New clause 4 sets out a proposal for the Department of Health and NHS England to implement a new system of national commissioning of repurposed medicines. I think hon. Members understand that I cannot agree in statute, for a whole host of reasons that I will not detain the House with right now, to bind NHS England to that commitment. I will, however, just say this: NHS England is very seized on looking at how it can improve the efficiency of the system and deliver the £22 billion efficiency savings it has committed to. Efficiencies in medicine procurement and prescribing sit four square in that. The NHS is hungry to look at all options for promoting off-label and repurposed drug use. I do not think hon. Members need worry that NHS England needs instructions from me to that effect, but we need to ensure we are giving clinicians access to information on both innovative drugs and innovative uses of existing drugs, so that they are able, with confidence, to recommend and prescribe for their patients medicines that may be appropriate for them.
The hon. Member for Central Ayrshire will understand why I am very wary of legislating to interfere in any way with clinical sovereignty. Much as we in this House might want certain things to happen, we need to be careful not to undermine the sovereignty of clinician and patient, which must be absolutely key.
New clause 5 sets out a proposal for the Government to set out a list of statutory stakeholders. This is a familiar issue dealt with in many Bills. I think hon. Members know that it would not be appropriate for us to set out that list in statute, but I am very happy to give the undertaking that the bodies listed in the new clause should, and will be, consulted on and involved in our work plan as we take the proposals forward.
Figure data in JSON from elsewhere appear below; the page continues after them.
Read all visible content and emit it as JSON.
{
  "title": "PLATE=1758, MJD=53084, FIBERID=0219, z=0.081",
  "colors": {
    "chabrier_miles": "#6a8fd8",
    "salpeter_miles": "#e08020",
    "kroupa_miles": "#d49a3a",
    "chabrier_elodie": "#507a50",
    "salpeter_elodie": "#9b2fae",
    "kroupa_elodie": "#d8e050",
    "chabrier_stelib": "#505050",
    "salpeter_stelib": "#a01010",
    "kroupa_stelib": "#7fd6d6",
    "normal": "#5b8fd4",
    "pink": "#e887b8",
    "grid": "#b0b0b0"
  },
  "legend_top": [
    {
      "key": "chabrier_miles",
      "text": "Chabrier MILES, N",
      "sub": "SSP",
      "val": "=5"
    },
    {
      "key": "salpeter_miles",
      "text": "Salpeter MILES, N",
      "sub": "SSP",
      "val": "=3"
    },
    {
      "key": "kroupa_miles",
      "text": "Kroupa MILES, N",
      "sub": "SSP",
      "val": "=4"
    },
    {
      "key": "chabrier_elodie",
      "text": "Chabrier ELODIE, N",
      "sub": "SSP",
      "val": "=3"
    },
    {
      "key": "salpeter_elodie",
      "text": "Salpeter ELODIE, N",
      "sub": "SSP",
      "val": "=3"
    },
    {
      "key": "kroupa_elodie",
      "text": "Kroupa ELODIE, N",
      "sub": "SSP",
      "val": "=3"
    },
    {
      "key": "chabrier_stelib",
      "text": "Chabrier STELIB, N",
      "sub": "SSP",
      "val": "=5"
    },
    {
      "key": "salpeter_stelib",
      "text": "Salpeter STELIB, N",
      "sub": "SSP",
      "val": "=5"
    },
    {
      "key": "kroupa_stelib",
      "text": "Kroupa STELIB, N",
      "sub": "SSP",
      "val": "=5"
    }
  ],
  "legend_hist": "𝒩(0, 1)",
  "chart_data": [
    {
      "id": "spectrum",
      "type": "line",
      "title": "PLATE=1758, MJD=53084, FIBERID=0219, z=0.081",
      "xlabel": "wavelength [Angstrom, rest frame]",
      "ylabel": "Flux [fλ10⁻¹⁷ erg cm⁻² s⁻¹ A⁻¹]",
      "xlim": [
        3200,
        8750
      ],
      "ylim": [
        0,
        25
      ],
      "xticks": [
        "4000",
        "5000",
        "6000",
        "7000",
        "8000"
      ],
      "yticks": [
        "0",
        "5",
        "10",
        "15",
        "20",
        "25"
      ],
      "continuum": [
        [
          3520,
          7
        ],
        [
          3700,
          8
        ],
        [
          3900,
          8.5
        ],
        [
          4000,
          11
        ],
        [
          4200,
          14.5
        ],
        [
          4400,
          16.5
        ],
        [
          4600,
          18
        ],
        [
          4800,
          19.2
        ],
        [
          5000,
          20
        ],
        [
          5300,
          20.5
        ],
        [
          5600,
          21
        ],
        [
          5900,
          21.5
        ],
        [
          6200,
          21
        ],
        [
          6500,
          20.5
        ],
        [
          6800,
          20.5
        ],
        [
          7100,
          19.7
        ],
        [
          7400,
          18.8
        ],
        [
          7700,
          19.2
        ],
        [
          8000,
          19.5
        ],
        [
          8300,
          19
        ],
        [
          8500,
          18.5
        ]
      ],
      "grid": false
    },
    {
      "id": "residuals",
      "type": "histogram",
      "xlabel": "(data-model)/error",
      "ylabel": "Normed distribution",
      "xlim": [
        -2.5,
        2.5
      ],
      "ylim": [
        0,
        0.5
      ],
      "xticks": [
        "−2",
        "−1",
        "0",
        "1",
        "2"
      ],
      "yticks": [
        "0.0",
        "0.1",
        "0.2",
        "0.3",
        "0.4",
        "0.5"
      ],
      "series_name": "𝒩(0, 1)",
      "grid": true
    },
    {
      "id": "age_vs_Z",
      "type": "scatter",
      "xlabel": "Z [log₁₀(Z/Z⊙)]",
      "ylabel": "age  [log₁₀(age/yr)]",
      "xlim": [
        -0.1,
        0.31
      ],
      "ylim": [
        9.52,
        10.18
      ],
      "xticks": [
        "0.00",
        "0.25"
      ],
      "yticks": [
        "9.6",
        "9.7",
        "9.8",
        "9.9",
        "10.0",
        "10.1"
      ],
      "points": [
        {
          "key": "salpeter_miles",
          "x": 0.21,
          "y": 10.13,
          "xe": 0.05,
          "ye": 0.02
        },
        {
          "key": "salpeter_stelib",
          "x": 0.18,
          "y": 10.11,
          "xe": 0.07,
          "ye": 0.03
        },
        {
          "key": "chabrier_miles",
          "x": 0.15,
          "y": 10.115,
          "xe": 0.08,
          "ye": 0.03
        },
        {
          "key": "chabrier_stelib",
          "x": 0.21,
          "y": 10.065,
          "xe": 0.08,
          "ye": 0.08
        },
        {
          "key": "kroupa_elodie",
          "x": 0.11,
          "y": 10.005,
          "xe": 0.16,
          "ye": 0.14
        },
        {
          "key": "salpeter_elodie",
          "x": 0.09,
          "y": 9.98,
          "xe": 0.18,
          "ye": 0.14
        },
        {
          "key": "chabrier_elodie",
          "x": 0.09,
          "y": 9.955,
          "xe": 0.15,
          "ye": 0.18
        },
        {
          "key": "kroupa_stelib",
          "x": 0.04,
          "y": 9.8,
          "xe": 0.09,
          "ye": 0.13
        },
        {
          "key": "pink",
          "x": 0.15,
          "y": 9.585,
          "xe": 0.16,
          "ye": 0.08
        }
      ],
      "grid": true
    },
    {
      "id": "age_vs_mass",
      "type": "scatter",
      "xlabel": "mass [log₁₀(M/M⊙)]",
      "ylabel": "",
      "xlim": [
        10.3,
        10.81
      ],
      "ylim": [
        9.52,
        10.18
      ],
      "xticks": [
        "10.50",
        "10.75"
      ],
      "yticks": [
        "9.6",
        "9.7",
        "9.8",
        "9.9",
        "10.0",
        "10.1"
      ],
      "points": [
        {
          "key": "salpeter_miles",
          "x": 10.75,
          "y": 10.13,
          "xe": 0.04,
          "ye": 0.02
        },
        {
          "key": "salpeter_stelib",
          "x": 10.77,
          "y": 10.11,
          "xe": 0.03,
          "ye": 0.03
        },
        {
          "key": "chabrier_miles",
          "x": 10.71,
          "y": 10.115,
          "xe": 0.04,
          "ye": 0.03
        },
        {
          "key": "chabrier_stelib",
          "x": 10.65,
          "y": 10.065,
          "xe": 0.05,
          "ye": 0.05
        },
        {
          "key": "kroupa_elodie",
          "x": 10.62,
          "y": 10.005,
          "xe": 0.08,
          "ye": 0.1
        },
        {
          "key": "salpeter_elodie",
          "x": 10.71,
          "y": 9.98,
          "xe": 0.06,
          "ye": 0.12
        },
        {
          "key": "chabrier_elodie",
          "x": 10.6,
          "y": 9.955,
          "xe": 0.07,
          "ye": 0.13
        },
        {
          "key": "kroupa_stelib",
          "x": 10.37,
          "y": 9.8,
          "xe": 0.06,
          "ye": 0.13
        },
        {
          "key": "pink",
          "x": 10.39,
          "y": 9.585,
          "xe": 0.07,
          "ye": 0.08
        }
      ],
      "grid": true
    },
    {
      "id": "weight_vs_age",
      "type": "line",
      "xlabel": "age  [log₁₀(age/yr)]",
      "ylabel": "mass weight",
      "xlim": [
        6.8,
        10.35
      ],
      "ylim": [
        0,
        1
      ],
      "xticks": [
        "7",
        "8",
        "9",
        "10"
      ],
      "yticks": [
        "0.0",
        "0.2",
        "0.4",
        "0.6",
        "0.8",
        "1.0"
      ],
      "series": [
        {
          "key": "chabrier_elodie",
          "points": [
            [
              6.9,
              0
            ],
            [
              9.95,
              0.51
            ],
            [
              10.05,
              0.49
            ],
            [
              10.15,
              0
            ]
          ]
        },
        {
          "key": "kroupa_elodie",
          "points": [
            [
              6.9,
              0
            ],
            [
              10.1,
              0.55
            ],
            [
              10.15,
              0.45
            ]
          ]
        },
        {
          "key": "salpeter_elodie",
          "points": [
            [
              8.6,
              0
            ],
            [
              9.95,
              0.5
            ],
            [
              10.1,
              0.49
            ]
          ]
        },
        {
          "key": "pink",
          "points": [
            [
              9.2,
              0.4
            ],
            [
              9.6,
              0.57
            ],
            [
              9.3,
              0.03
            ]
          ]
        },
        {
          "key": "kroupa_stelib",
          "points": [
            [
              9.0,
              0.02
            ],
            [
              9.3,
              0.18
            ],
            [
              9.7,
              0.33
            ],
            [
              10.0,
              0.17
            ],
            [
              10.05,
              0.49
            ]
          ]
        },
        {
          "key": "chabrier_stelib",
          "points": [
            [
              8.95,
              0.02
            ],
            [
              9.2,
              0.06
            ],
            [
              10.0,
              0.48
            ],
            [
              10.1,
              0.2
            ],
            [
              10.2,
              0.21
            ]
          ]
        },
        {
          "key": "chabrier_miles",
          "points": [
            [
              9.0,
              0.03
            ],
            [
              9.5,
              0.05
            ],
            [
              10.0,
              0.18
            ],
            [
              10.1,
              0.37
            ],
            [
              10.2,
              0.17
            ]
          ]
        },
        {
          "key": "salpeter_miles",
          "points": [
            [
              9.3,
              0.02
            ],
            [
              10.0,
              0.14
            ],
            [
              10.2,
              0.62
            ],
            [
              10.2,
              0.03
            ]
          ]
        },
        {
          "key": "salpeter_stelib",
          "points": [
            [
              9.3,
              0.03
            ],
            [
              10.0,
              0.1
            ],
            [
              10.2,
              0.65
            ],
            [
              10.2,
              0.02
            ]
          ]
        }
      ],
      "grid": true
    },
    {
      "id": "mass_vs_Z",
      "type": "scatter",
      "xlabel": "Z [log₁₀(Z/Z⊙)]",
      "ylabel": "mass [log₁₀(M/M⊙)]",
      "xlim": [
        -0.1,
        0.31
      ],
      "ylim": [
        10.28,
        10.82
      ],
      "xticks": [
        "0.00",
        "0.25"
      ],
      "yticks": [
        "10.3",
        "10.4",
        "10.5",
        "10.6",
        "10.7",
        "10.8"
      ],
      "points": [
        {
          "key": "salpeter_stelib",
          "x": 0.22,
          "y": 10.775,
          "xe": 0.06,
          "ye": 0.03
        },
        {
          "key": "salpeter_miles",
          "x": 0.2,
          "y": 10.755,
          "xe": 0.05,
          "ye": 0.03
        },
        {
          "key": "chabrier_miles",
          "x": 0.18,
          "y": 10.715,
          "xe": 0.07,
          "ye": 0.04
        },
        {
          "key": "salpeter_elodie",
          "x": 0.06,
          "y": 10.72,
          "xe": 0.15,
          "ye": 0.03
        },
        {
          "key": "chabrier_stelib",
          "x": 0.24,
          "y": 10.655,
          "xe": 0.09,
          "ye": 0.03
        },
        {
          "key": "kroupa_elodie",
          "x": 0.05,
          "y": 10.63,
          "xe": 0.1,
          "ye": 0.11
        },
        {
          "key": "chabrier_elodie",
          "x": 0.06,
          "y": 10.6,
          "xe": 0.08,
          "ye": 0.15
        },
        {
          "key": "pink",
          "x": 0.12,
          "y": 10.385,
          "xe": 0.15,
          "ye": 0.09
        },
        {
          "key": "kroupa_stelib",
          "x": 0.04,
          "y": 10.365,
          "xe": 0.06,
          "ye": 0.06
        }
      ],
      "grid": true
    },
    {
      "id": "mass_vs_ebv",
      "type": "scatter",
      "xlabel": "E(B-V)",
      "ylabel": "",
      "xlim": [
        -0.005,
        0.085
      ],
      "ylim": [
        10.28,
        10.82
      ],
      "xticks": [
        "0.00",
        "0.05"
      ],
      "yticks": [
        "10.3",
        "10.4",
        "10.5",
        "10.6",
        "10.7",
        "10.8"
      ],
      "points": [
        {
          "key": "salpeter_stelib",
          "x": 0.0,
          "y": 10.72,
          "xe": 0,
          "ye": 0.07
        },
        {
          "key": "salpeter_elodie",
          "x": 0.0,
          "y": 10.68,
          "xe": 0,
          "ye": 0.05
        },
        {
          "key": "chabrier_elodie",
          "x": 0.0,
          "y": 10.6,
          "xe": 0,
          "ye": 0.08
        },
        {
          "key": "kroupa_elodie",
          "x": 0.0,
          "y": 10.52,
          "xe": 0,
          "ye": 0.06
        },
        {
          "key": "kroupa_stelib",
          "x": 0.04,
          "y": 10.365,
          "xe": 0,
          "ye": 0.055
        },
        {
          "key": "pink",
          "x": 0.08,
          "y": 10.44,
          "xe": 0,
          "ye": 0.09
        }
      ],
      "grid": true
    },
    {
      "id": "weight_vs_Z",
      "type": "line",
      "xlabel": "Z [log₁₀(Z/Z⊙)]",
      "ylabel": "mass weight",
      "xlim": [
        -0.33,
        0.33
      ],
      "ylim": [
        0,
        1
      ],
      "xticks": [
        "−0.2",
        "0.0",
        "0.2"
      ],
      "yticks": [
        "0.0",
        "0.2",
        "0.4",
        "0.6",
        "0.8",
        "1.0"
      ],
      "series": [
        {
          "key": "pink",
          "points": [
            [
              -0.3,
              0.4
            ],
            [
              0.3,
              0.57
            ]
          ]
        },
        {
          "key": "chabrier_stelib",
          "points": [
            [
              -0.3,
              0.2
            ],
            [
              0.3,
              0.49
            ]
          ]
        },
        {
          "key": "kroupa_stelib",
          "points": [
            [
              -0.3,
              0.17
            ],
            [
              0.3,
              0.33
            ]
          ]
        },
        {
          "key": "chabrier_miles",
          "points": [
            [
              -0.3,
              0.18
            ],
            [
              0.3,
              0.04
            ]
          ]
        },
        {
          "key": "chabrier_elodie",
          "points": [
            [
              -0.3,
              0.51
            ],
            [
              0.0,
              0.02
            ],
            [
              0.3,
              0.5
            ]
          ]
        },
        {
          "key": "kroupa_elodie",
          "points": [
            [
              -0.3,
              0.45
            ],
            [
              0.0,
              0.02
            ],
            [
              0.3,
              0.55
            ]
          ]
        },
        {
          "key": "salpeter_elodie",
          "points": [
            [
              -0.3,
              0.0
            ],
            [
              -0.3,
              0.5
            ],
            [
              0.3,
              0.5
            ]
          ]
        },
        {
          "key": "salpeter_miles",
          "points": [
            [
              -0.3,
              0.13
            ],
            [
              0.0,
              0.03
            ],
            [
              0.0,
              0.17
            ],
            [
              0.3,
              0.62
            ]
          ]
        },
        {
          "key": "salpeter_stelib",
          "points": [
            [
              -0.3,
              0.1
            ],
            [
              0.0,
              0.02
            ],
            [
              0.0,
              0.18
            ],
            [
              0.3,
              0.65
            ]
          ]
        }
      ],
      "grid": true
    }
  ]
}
New clause 6, which deals with the question of the “British National Formulary”, is very helpful in terms of giving me a chance to talk about the mechanism that I propose and have just touched on. I am reluctant to name the BNF explicitly in the Bill, not least because it is a commercial product that is not in my gift to control. There are no plans to change its format, but I would hate for us to have legislated for one particular mechanism of information and then find in a few years that it has changed in some way and is no longer appropriate. I am, however, very happy to give an undertaking at the Dispatch Box that we are actively exploring this option and have no reason to think it cannot work. NICE tells me it thinks there is a very good mechanism for it to use its existing powers for gathering evidence to pull together, as part of an evidence review, an evidence-based reassurance to clinicians that a drug has a legitimate off-label, off-patent use, and to include that in the appropriate registry. Today I think that would be the BNF, but that may change in due course.